About 60% of journals now allow archiving of the author’s final version (the post-print), but only 10-20% of articles are archived. That’s why a mandatory policy is necessary. We need that nudge. We need that collective expectation that research will be open, not paywalled.

The word “mandate” evokes negative reactions even before policy details are heard, but it’s an inaccurate term in two ways. First, there is always an opt-out, so it is not a mandate in the strict sense of the word. Second, a policy is approved democratically by those directly affected by it. It’s not a directive from the provost or a dean. It’s a statement that says we think making research openly available is important enough to require it of ourselves.

As authors, we know that open access serves our own interests. More people can read our work if it’s not behind a paywall. Numerous studies confirm that openly available articles are cited more often. When everyone has access, promotion via social media is far more effective and raises the researcher’s profile. Even for those who don’t actively promote their work, the simple act of providing worldwide access generates views and downloads month after month.

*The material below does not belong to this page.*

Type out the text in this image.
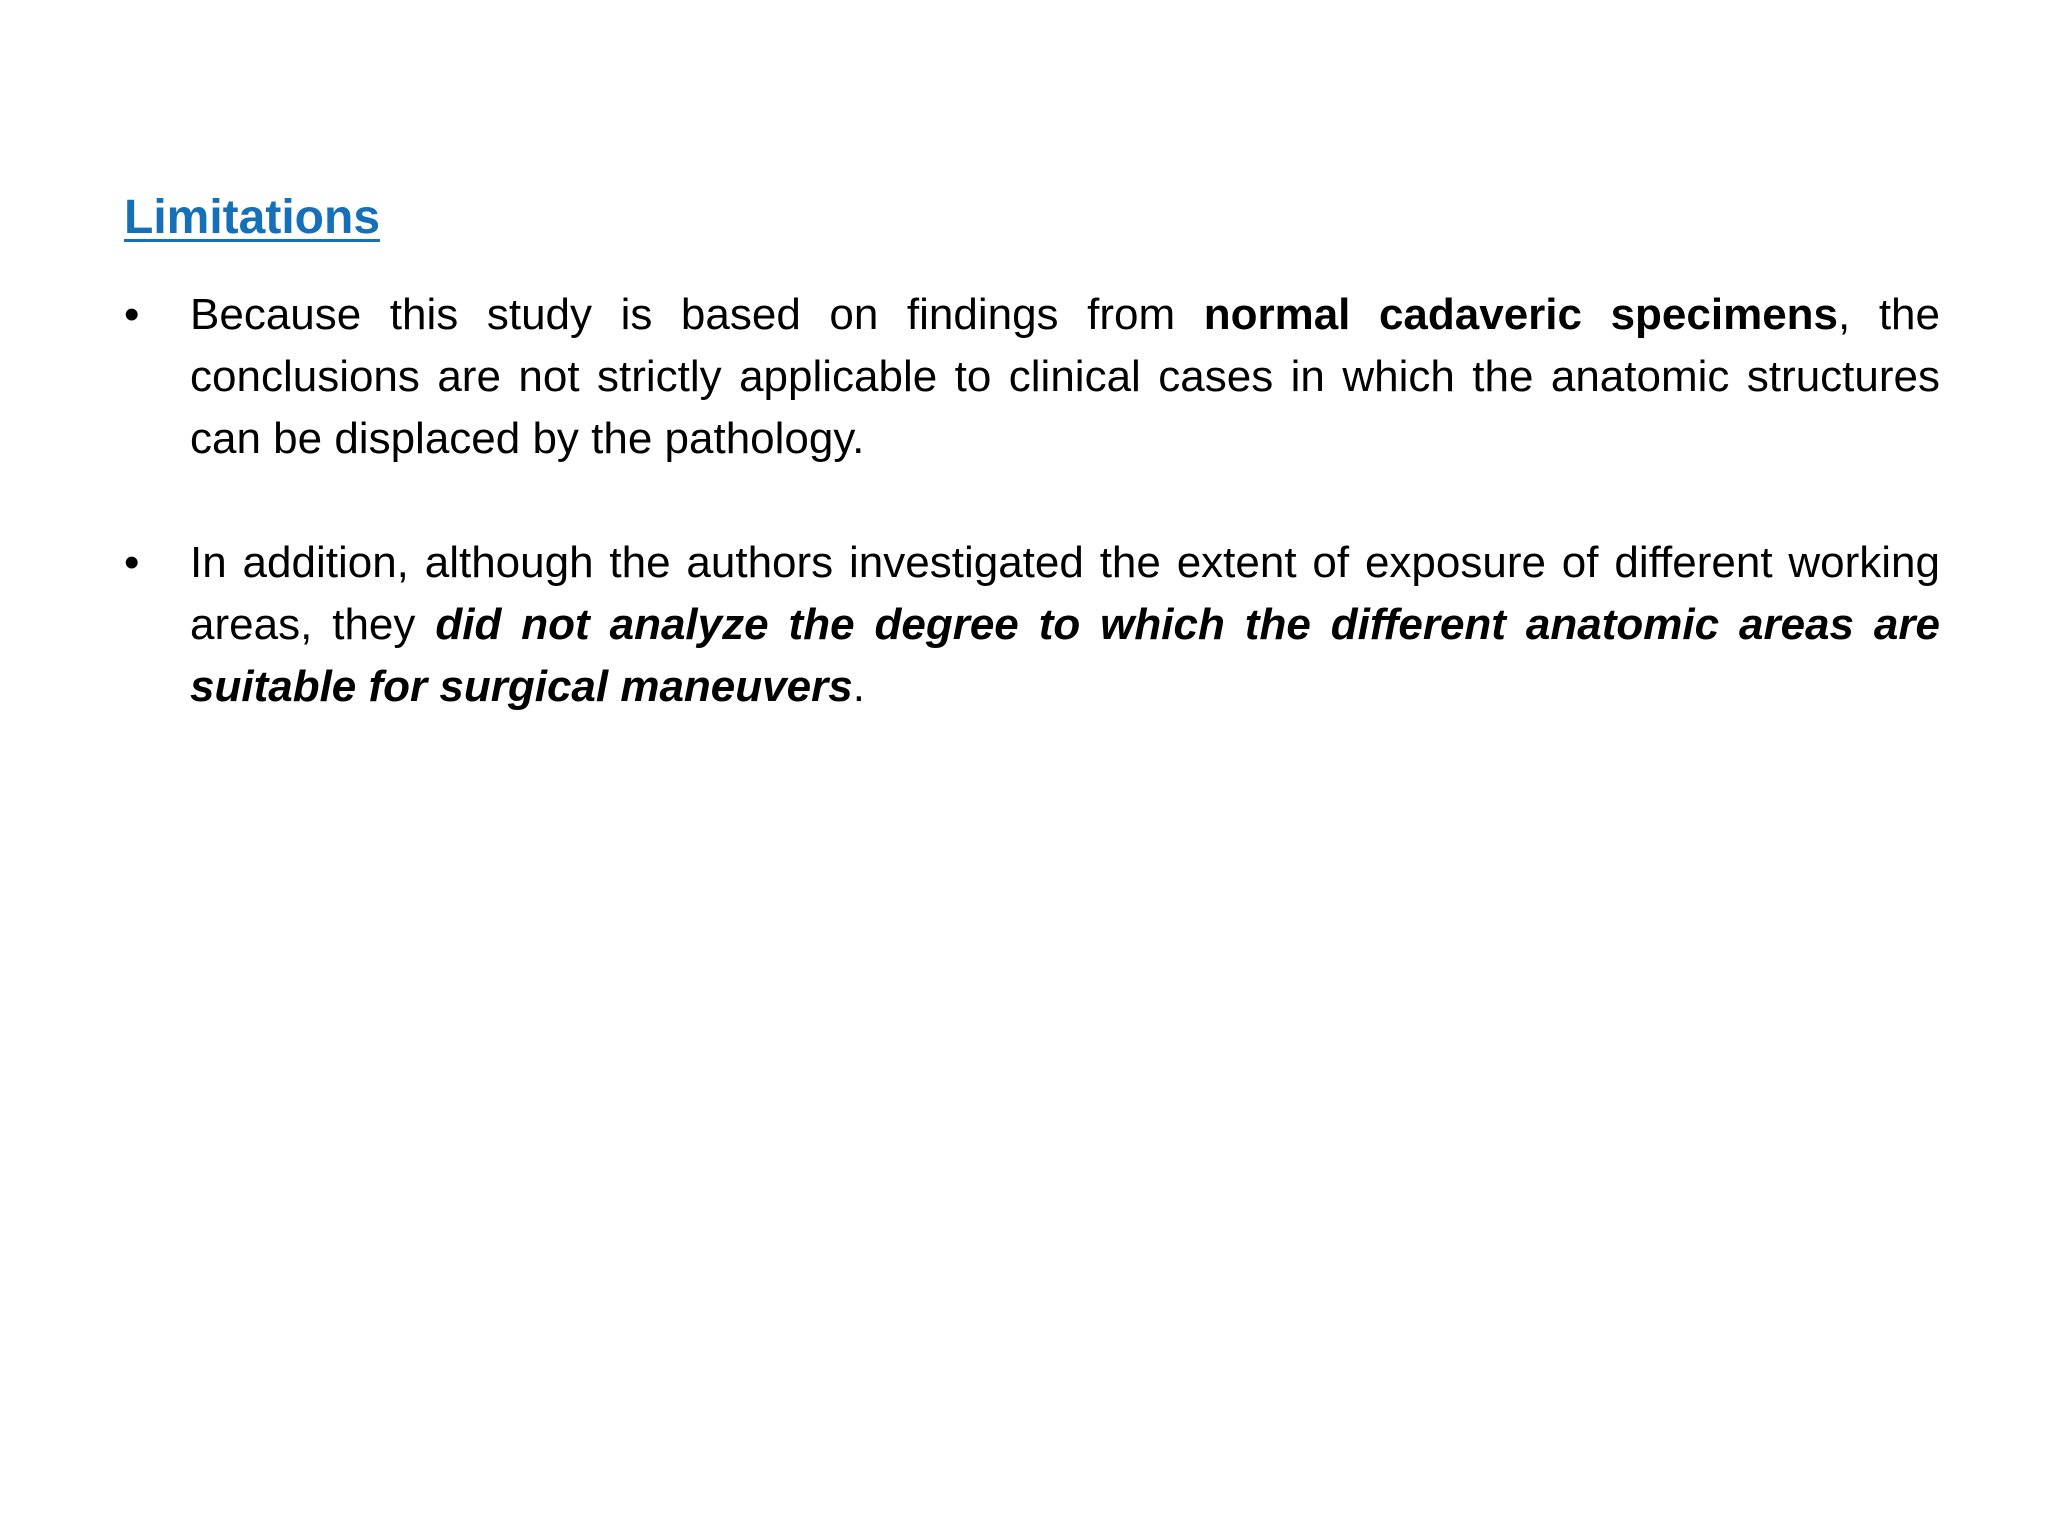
Limitations
•	Because this study is based on findings from normal cadaveric specimens, the conclusions are not strictly applicable to clinical cases in which the anatomic structures can be displaced by the pathology.
•	In addition, although the authors investigated the extent of exposure of different working areas, they did not analyze the degree to which the different anatomic areas are suitable for surgical maneuvers.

We know that providing access to our research helps a lot of people, including those in the developing world and independent researchers. So we can produce a great public good (and advance our own careers) just by setting aside 10 minutes to archive one of our articles.

Let’s make policy decisions based on evidence. No faculty group can singlehandedly repair our dysfunctional system of scholarly communication, but we can begin taking steps to better fulfill the university mission, and that of land grant institutions. If the journals in our field put our research behind a paywall, let’s ensure worldwide access for our articles by taking 10 minutes to archive them.